Читать онлайн книгу Поздний сталинизм: Эстетика политики. Том 2 - Евгений Добренко страница 13
Споры вокруг Марра как в начале 1930‐х, так и в начале 1950‐х годов вращались вокруг его «марксизма». Провозглашенное настоящим воплощением марксизма в языкознании на рубеже 1930‐х годов его «новое учение о языке» было низвергнуто с марксистского пьедестала главным идеологическим судией в 1950 году. Сталин заявил, что «Марр много кричал о марксизме, но он не был марксистом» и назвал его «вульгаризатором». Так обычно называли марксистов в постклассовую эпоху сталинской державности.

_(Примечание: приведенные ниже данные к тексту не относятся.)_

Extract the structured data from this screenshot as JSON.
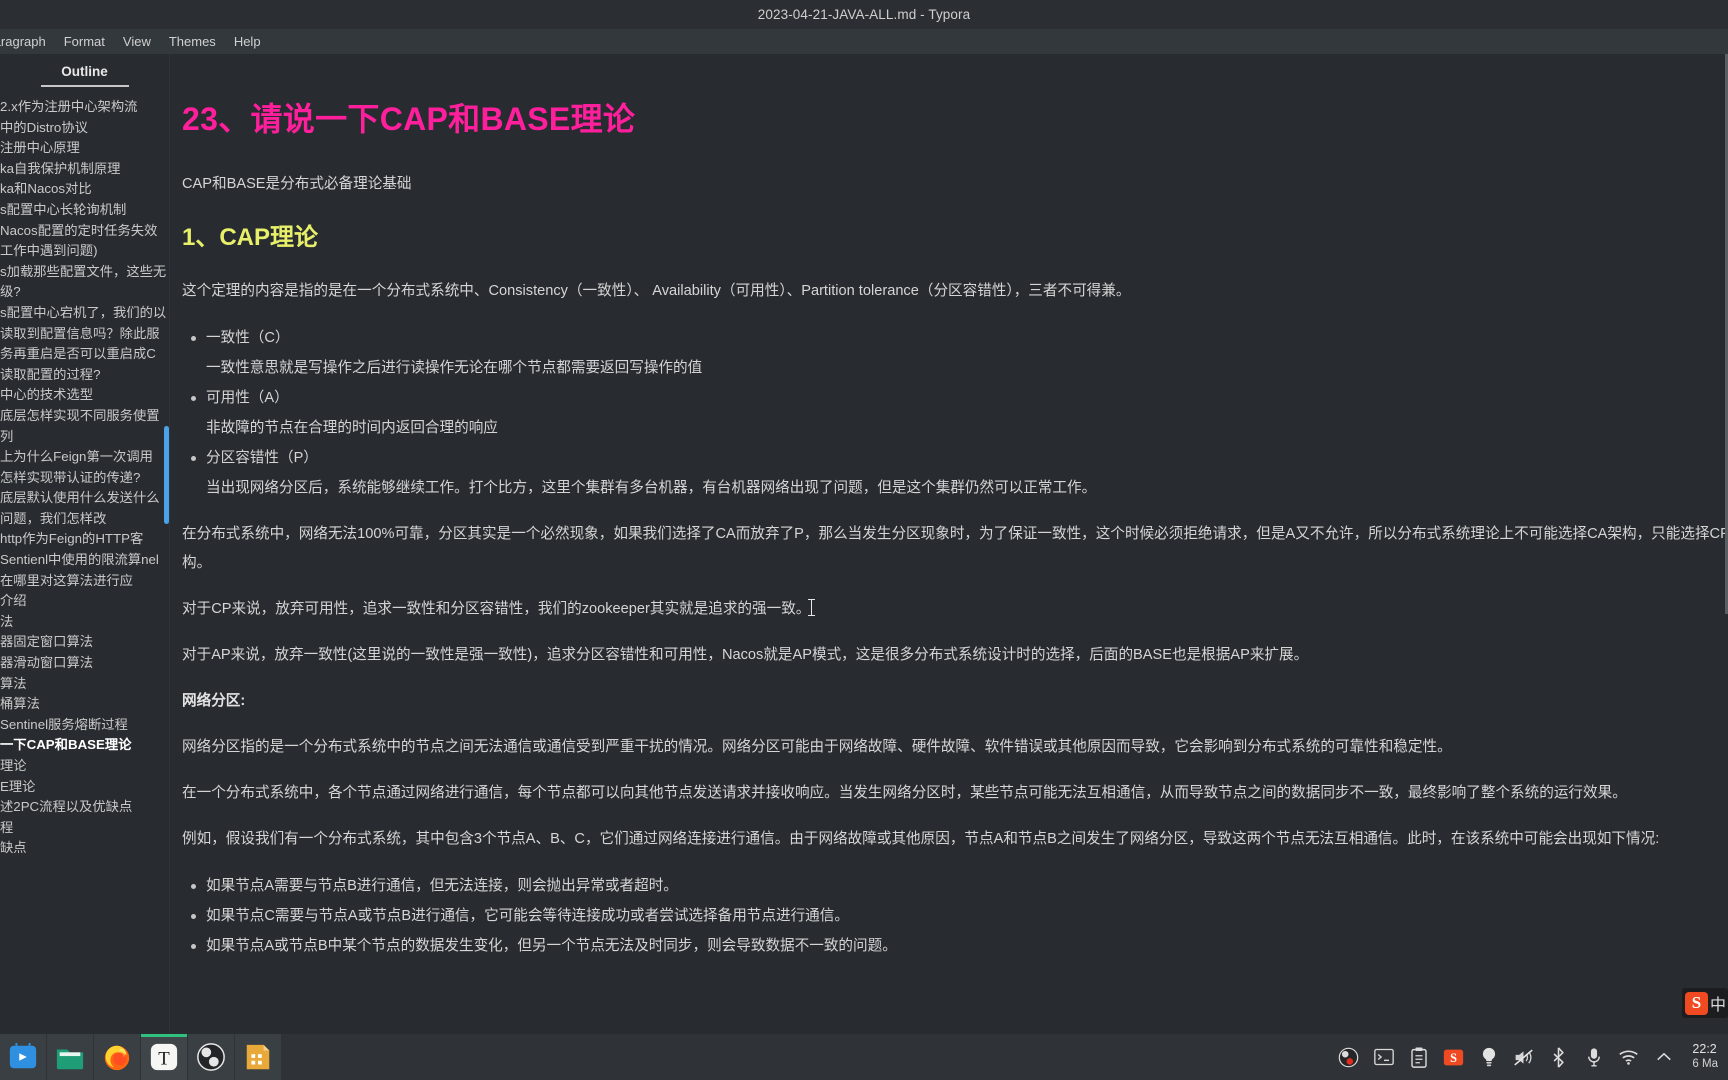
{
  "titlebar": {
    "title": "2023-04-21-JAVA-ALL.md - Typora"
  },
  "menubar": {
    "items": [
      {
        "label": "Paragraph"
      },
      {
        "label": "Format"
      },
      {
        "label": "View"
      },
      {
        "label": "Themes"
      },
      {
        "label": "Help"
      }
    ]
  },
  "sidebar": {
    "header": "Outline",
    "items": [
      {
        "label": "2.x作为注册中心架构流",
        "mode": "two"
      },
      {
        "label": "中的Distro协议",
        "mode": "one"
      },
      {
        "label": "注册中心原理",
        "mode": "one"
      },
      {
        "label": "ka自我保护机制原理",
        "mode": "one"
      },
      {
        "label": "ka和Nacos对比",
        "mode": "one"
      },
      {
        "label": "s配置中心长轮询机制",
        "mode": "one"
      },
      {
        "label": "Nacos配置的定时任务失效工作中遇到问题)",
        "mode": "two"
      },
      {
        "label": "s加载那些配置文件，这些无级?",
        "mode": "two"
      },
      {
        "label": "s配置中心宕机了，我们的以读取到配置信息吗？除此服务再重启是否可以重启成C读取配置的过程?",
        "mode": "two"
      },
      {
        "label": "中心的技术选型",
        "mode": "one"
      },
      {
        "label": "底层怎样实现不同服务使置",
        "mode": "two"
      },
      {
        "label": "列",
        "mode": "one"
      },
      {
        "label": "上为什么Feign第一次调用",
        "mode": "two"
      },
      {
        "label": "怎样实现带认证的传递?",
        "mode": "one"
      },
      {
        "label": "底层默认使用什么发送什么问题，我们怎样改",
        "mode": "two"
      },
      {
        "label": "http作为Feign的HTTP客",
        "mode": "two"
      },
      {
        "label": "Sentienl中使用的限流算nel在哪里对这算法进行应",
        "mode": "two"
      },
      {
        "label": "介绍",
        "mode": "one"
      },
      {
        "label": "法",
        "mode": "one"
      },
      {
        "label": "器固定窗口算法",
        "mode": "one"
      },
      {
        "label": "器滑动窗口算法",
        "mode": "one"
      },
      {
        "label": "算法",
        "mode": "one"
      },
      {
        "label": "桶算法",
        "mode": "one"
      },
      {
        "label": "Sentinel服务熔断过程",
        "mode": "one"
      },
      {
        "label": "一下CAP和BASE理论",
        "mode": "one",
        "active": true
      },
      {
        "label": "理论",
        "mode": "one"
      },
      {
        "label": "E理论",
        "mode": "one"
      },
      {
        "label": "述2PC流程以及优缺点",
        "mode": "one"
      },
      {
        "label": "程",
        "mode": "one"
      },
      {
        "label": "缺点",
        "mode": "one"
      }
    ]
  },
  "document": {
    "h1": "23、请说一下CAP和BASE理论",
    "intro": "CAP和BASE是分布式必备理论基础",
    "h2": "1、CAP理论",
    "p_theorem": "这个定理的内容是指的是在一个分布式系统中、Consistency（一致性）、 Availability（可用性）、Partition tolerance（分区容错性），三者不可得兼。",
    "bullets": [
      {
        "term": "一致性（C）",
        "desc": "一致性意思就是写操作之后进行读操作无论在哪个节点都需要返回写操作的值"
      },
      {
        "term": "可用性（A）",
        "desc": "非故障的节点在合理的时间内返回合理的响应"
      },
      {
        "term": "分区容错性（P）",
        "desc": "当出现网络分区后，系统能够继续工作。打个比方，这里个集群有多台机器，有台机器网络出现了问题，但是这个集群仍然可以正常工作。"
      }
    ],
    "p_dist": "在分布式系统中，网络无法100%可靠，分区其实是一个必然现象，如果我们选择了CA而放弃了P，那么当发生分区现象时，为了保证一致性，这个时候必须拒绝请求，但是A又不允许，所以分布式系统理论上不可能选择CA架构，只能选择CP或者AP架构。",
    "p_cp": "对于CP来说，放弃可用性，追求一致性和分区容错性，我们的zookeeper其实就是追求的强一致。",
    "p_ap": "对于AP来说，放弃一致性(这里说的一致性是强一致性)，追求分区容错性和可用性，Nacos就是AP模式，这是很多分布式系统设计时的选择，后面的BASE也是根据AP来扩展。",
    "h3_partition": "网络分区:",
    "p_partition1": "网络分区指的是一个分布式系统中的节点之间无法通信或通信受到严重干扰的情况。网络分区可能由于网络故障、硬件故障、软件错误或其他原因而导致，它会影响到分布式系统的可靠性和稳定性。",
    "p_partition2": "在一个分布式系统中，各个节点通过网络进行通信，每个节点都可以向其他节点发送请求并接收响应。当发生网络分区时，某些节点可能无法互相通信，从而导致节点之间的数据同步不一致，最终影响了整个系统的运行效果。",
    "p_example": "例如，假设我们有一个分布式系统，其中包含3个节点A、B、C，它们通过网络连接进行通信。由于网络故障或其他原因，节点A和节点B之间发生了网络分区，导致这两个节点无法互相通信。此时，在该系统中可能会出现如下情况:",
    "case_bullets": [
      "如果节点A需要与节点B进行通信，但无法连接，则会抛出异常或者超时。",
      "如果节点C需要与节点A或节点B进行通信，它可能会等待连接成功或者尝试选择备用节点进行通信。",
      "如果节点A或节点B中某个节点的数据发生变化，但另一个节点无法及时同步，则会导致数据不一致的问题。"
    ]
  },
  "statusbar": {
    "prev_icon": "chevron-left-icon",
    "source_icon": "source-code-icon"
  },
  "ime": {
    "logo": "S",
    "mode": "中"
  },
  "taskbar": {
    "launchers": [
      {
        "name": "app-store",
        "label": "App Store"
      },
      {
        "name": "file-manager",
        "label": "Files"
      },
      {
        "name": "firefox",
        "label": "Firefox"
      },
      {
        "name": "typora",
        "label": "Typora",
        "active": true
      },
      {
        "name": "obs-studio",
        "label": "OBS Studio"
      },
      {
        "name": "calculator",
        "label": "Calculator"
      }
    ],
    "tray": [
      {
        "name": "obs-tray-icon"
      },
      {
        "name": "terminal-icon"
      },
      {
        "name": "clipboard-icon"
      },
      {
        "name": "sogou-ime-icon"
      },
      {
        "name": "bulb-icon"
      },
      {
        "name": "volume-muted-icon"
      },
      {
        "name": "bluetooth-icon"
      },
      {
        "name": "microphone-icon"
      },
      {
        "name": "wifi-icon"
      },
      {
        "name": "show-hidden-icons"
      }
    ],
    "clock_time": "22:2",
    "clock_date": "6 Ma"
  },
  "colors": {
    "h1": "#ff1f9c",
    "h2": "#e8f06a",
    "accent_scroll": "#4aa3e8",
    "taskbar_active": "#2ec27e",
    "background": "#282c30"
  }
}
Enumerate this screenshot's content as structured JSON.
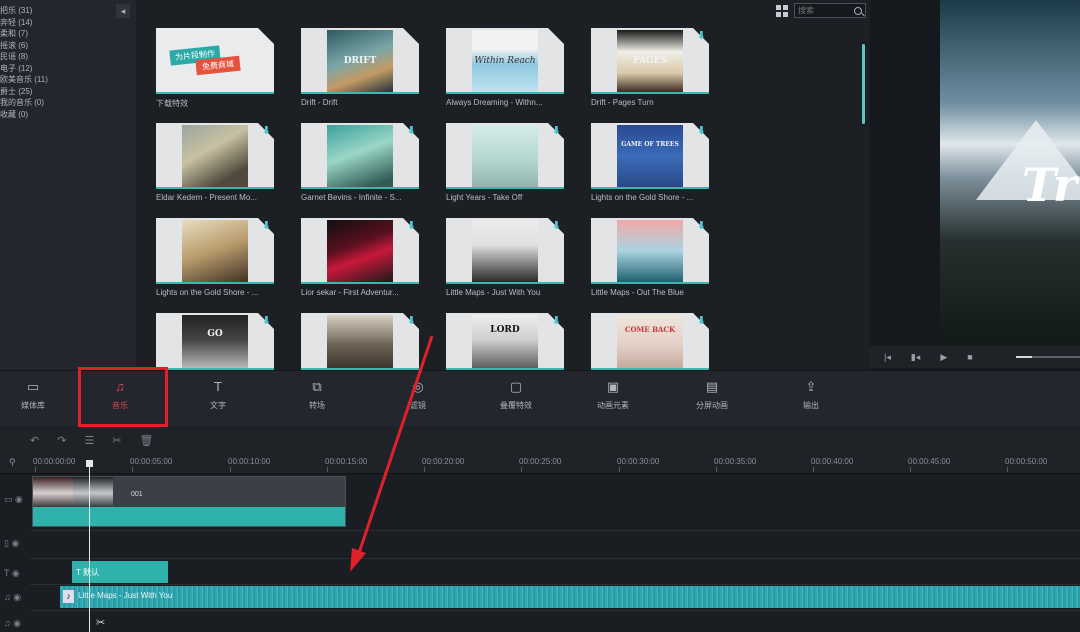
{
  "sidebar": {
    "collapse_glyph": "◂",
    "categories": [
      "把乐 (31)",
      "奔轻 (14)",
      "柔和 (7)",
      "摇滚 (6)",
      "民谣 (8)",
      "电子 (12)",
      "欧美音乐 (11)",
      "爵士 (25)",
      "我的音乐 (0)",
      "收藏 (0)"
    ]
  },
  "grid": {
    "search_placeholder": "搜索",
    "items": [
      {
        "label": "下载特效",
        "art_text": "",
        "download": false
      },
      {
        "label": "Drift - Drift",
        "art_text": "DRIFT",
        "download": false
      },
      {
        "label": "Always Dreaming - Withn...",
        "art_text": "Within Reach",
        "download": false
      },
      {
        "label": "Drift - Pages Turn",
        "art_text": "PAGES",
        "download": true
      },
      {
        "label": "Eldar Kedem - Present Mo...",
        "art_text": "",
        "download": true
      },
      {
        "label": "Garnet Bevins - Infinite - S...",
        "art_text": "",
        "download": true
      },
      {
        "label": "Light Years - Take Off",
        "art_text": "",
        "download": true
      },
      {
        "label": "Lights on the Gold Shore - ...",
        "art_text": "GAME OF TREES",
        "download": true
      },
      {
        "label": "Lights on the Gold Shore - ...",
        "art_text": "",
        "download": true
      },
      {
        "label": "Lior sekar - First Adventur...",
        "art_text": "",
        "download": true
      },
      {
        "label": "Little Maps - Just With You",
        "art_text": "",
        "download": true
      },
      {
        "label": "Little Maps - Out The Blue",
        "art_text": "",
        "download": true
      },
      {
        "label": "",
        "art_text": "GO",
        "download": true
      },
      {
        "label": "",
        "art_text": "",
        "download": true
      },
      {
        "label": "",
        "art_text": "LORD",
        "download": true
      },
      {
        "label": "",
        "art_text": "COME BACK",
        "download": true
      }
    ]
  },
  "first_tile": {
    "ribbon_top": "为片段制作",
    "ribbon_bottom": "免费商城"
  },
  "preview": {
    "title_text": "Tr",
    "controls": [
      "|◂",
      "▮◂",
      "▶",
      "■"
    ]
  },
  "toolbar": {
    "items": [
      {
        "label": "媒体库",
        "icon": "folder-icon",
        "glyph": "▭"
      },
      {
        "label": "音乐",
        "icon": "music-note-icon",
        "glyph": "♫"
      },
      {
        "label": "文字",
        "icon": "text-icon",
        "glyph": "T"
      },
      {
        "label": "转场",
        "icon": "transition-icon",
        "glyph": "⧉"
      },
      {
        "label": "滤镜",
        "icon": "filter-icon",
        "glyph": "◎"
      },
      {
        "label": "叠覆特效",
        "icon": "overlay-icon",
        "glyph": "▢"
      },
      {
        "label": "动画元素",
        "icon": "element-icon",
        "glyph": "▣"
      },
      {
        "label": "分屏动画",
        "icon": "split-screen-icon",
        "glyph": "▤"
      },
      {
        "label": "输出",
        "icon": "export-icon",
        "glyph": "⇪"
      }
    ],
    "active": "音乐"
  },
  "timeline": {
    "tools": [
      "↶",
      "↷",
      "☰",
      "✂",
      "🗑"
    ],
    "ticks": [
      "00:00:00:00",
      "00:00:05:00",
      "00:00:10:00",
      "00:00:15:00",
      "00:00:20:00",
      "00:00:25:00",
      "00:00:30:00",
      "00:00:35:00",
      "00:00:40:00",
      "00:00:45:00",
      "00:00:50:00"
    ],
    "video_clip": "001",
    "text_clip": "T 默认",
    "audio_clip": "Little Maps - Just With You"
  },
  "colors": {
    "accent": "#2fb2ac",
    "active": "#e04458",
    "annotation": "#e0202a"
  }
}
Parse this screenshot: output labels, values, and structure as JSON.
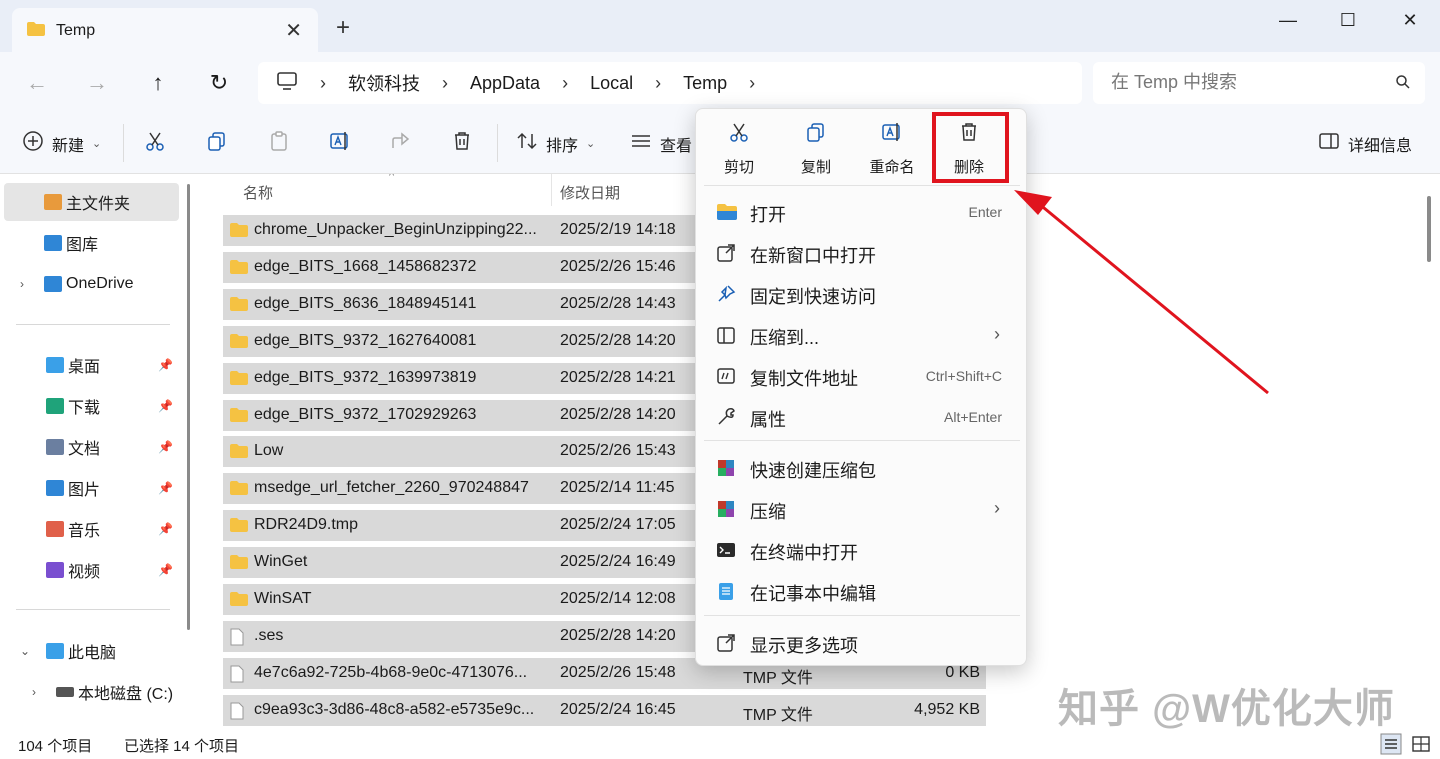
{
  "window": {
    "tab_title": "Temp",
    "new_tab": "+",
    "minimize": "—",
    "maximize": "☐",
    "close": "✕"
  },
  "address": {
    "crumbs": [
      "软领科技",
      "AppData",
      "Local",
      "Temp"
    ],
    "search_placeholder": "在 Temp 中搜索"
  },
  "toolbar": {
    "new_label": "新建",
    "sort_label": "排序",
    "view_label": "查看",
    "details_label": "详细信息"
  },
  "sidebar": {
    "items": [
      {
        "label": "主文件夹",
        "color": "#e89a3c"
      },
      {
        "label": "图库",
        "color": "#2f86d6"
      },
      {
        "label": "OneDrive",
        "color": "#2f86d6"
      },
      {
        "label": "桌面",
        "color": "#3aa0e8"
      },
      {
        "label": "下载",
        "color": "#1fa37a"
      },
      {
        "label": "文档",
        "color": "#6b7fa0"
      },
      {
        "label": "图片",
        "color": "#2f86d6"
      },
      {
        "label": "音乐",
        "color": "#e0604a"
      },
      {
        "label": "视频",
        "color": "#7a4fd0"
      },
      {
        "label": "此电脑",
        "color": "#3aa0e8"
      },
      {
        "label": "本地磁盘 (C:)",
        "color": "#555555"
      }
    ]
  },
  "filelist": {
    "col_name": "名称",
    "col_date": "修改日期",
    "rows": [
      {
        "name": "chrome_Unpacker_BeginUnzipping22...",
        "date": "2025/2/19 14:18",
        "type": "",
        "size": "",
        "kind": "folder"
      },
      {
        "name": "edge_BITS_1668_1458682372",
        "date": "2025/2/26 15:46",
        "type": "",
        "size": "",
        "kind": "folder"
      },
      {
        "name": "edge_BITS_8636_1848945141",
        "date": "2025/2/28 14:43",
        "type": "",
        "size": "",
        "kind": "folder"
      },
      {
        "name": "edge_BITS_9372_1627640081",
        "date": "2025/2/28 14:20",
        "type": "",
        "size": "",
        "kind": "folder"
      },
      {
        "name": "edge_BITS_9372_1639973819",
        "date": "2025/2/28 14:21",
        "type": "",
        "size": "",
        "kind": "folder"
      },
      {
        "name": "edge_BITS_9372_1702929263",
        "date": "2025/2/28 14:20",
        "type": "",
        "size": "",
        "kind": "folder"
      },
      {
        "name": "Low",
        "date": "2025/2/26 15:43",
        "type": "",
        "size": "",
        "kind": "folder"
      },
      {
        "name": "msedge_url_fetcher_2260_970248847",
        "date": "2025/2/14 11:45",
        "type": "",
        "size": "",
        "kind": "folder"
      },
      {
        "name": "RDR24D9.tmp",
        "date": "2025/2/24 17:05",
        "type": "",
        "size": "",
        "kind": "folder"
      },
      {
        "name": "WinGet",
        "date": "2025/2/24 16:49",
        "type": "",
        "size": "",
        "kind": "folder"
      },
      {
        "name": "WinSAT",
        "date": "2025/2/14 12:08",
        "type": "",
        "size": "",
        "kind": "folder"
      },
      {
        "name": ".ses",
        "date": "2025/2/28 14:20",
        "type": "",
        "size": "",
        "kind": "file"
      },
      {
        "name": "4e7c6a92-725b-4b68-9e0c-4713076...",
        "date": "2025/2/26 15:48",
        "type": "TMP 文件",
        "size": "0 KB",
        "kind": "file"
      },
      {
        "name": "c9ea93c3-3d86-48c8-a582-e5735e9c...",
        "date": "2025/2/24 16:45",
        "type": "TMP 文件",
        "size": "4,952 KB",
        "kind": "file"
      }
    ]
  },
  "status": {
    "count": "104 个项目",
    "selected": "已选择 14 个项目"
  },
  "context_menu": {
    "quick_actions": [
      "剪切",
      "复制",
      "重命名",
      "删除"
    ],
    "items": [
      {
        "label": "打开",
        "shortcut": "Enter"
      },
      {
        "label": "在新窗口中打开",
        "shortcut": ""
      },
      {
        "label": "固定到快速访问",
        "shortcut": ""
      },
      {
        "label": "压缩到...",
        "shortcut": ""
      },
      {
        "label": "复制文件地址",
        "shortcut": "Ctrl+Shift+C"
      },
      {
        "label": "属性",
        "shortcut": "Alt+Enter"
      },
      {
        "label": "快速创建压缩包",
        "shortcut": ""
      },
      {
        "label": "压缩",
        "shortcut": ""
      },
      {
        "label": "在终端中打开",
        "shortcut": ""
      },
      {
        "label": "在记事本中编辑",
        "shortcut": ""
      },
      {
        "label": "显示更多选项",
        "shortcut": ""
      }
    ],
    "arrow": "›"
  },
  "annotation": {
    "highlight_color": "#e0141e"
  },
  "watermark": "知乎 @W优化大师",
  "colors": {
    "folder": "#f5c242",
    "accent": "#e0141e"
  }
}
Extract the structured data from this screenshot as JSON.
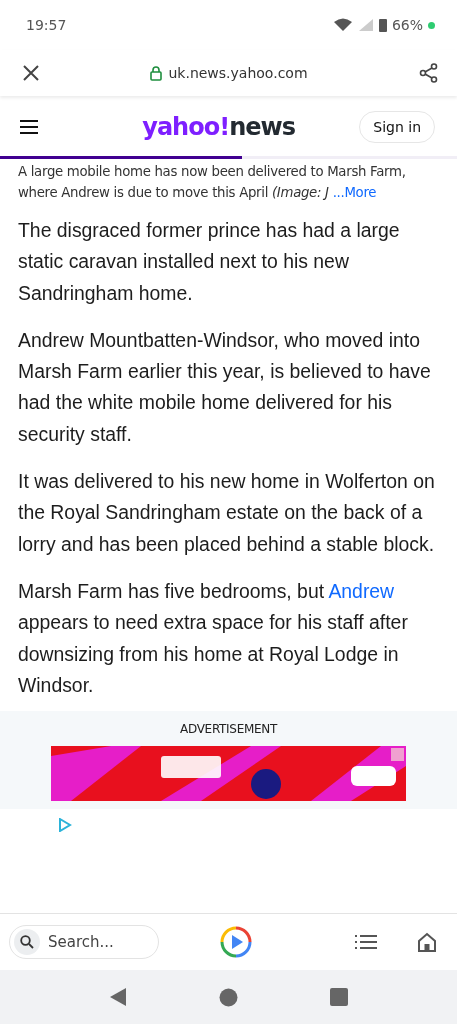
{
  "status_bar": {
    "time": "19:57",
    "battery": "66%"
  },
  "browser_bar": {
    "url": "uk.news.yahoo.com"
  },
  "site_header": {
    "logo_brand": "yahoo!",
    "logo_section": "news",
    "sign_in": "Sign in",
    "reading_progress": {
      "level": 0.53
    }
  },
  "caption": {
    "text": "A large mobile home has now been delivered to Marsh Farm, where Andrew is due to move this April *(Image: J*",
    "more_link": "...More"
  },
  "paragraphs": [
    [
      {
        "kind": "text",
        "text": "The disgraced former prince has had a large static caravan installed next to his new Sandringham home."
      }
    ],
    [
      {
        "kind": "text",
        "text": "Andrew Mountbatten-Windsor, who moved into Marsh Farm earlier this year, is believed to have had the white mobile home delivered for his security staff."
      }
    ],
    [
      {
        "kind": "text",
        "text": "It was delivered to his new home in Wolferton on the Royal Sandringham estate on the back of a lorry and has been placed behind a stable block."
      }
    ],
    [
      {
        "kind": "text",
        "text": "Marsh Farm has five bedrooms, but "
      },
      {
        "kind": "link",
        "text": "Andrew"
      },
      {
        "kind": "text",
        "text": " appears to need extra space for his staff after downsizing from his home at Royal Lodge in Windsor."
      }
    ]
  ],
  "advertisement": {
    "label": "ADVERTISEMENT"
  },
  "bottom_toolbar": {
    "search_placeholder": "Search..."
  }
}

И хотя самое понятие «марксистский» имело совершенно разное наполнение в Советской России в 1920‐е и в 1950‐е годы, если видеть в марксизме определенную концептуальную и категориальную раму и сравнить подобные же аппликации в философии, истории, литературоведении, искусствознании, правоведении и мн. других дисциплинах в 1920‐е – начале 1930‐х годов, если поставить лингвистические дискуссии эпохи формирования «нового учения о языке» в контекст дискуссий на других культурных и научных «фронтах», в широкий контекст идеологических споров тех лет, можно определенно утверждать: Марр был одним из представителей именно «марксистского языкознания» (подобно Покровскому в истории, Крыленко и Пашуканису в правоведении, Переверзеву и Фриче в литературоведении и т. д.). То обстоятельство, что это учение было фантастическим, непоследовательным или научно непродуктивным, а его адепты обвиняли друг друга в «социал-фашистской контрабанде», конечно, не делает его «антимарксистским».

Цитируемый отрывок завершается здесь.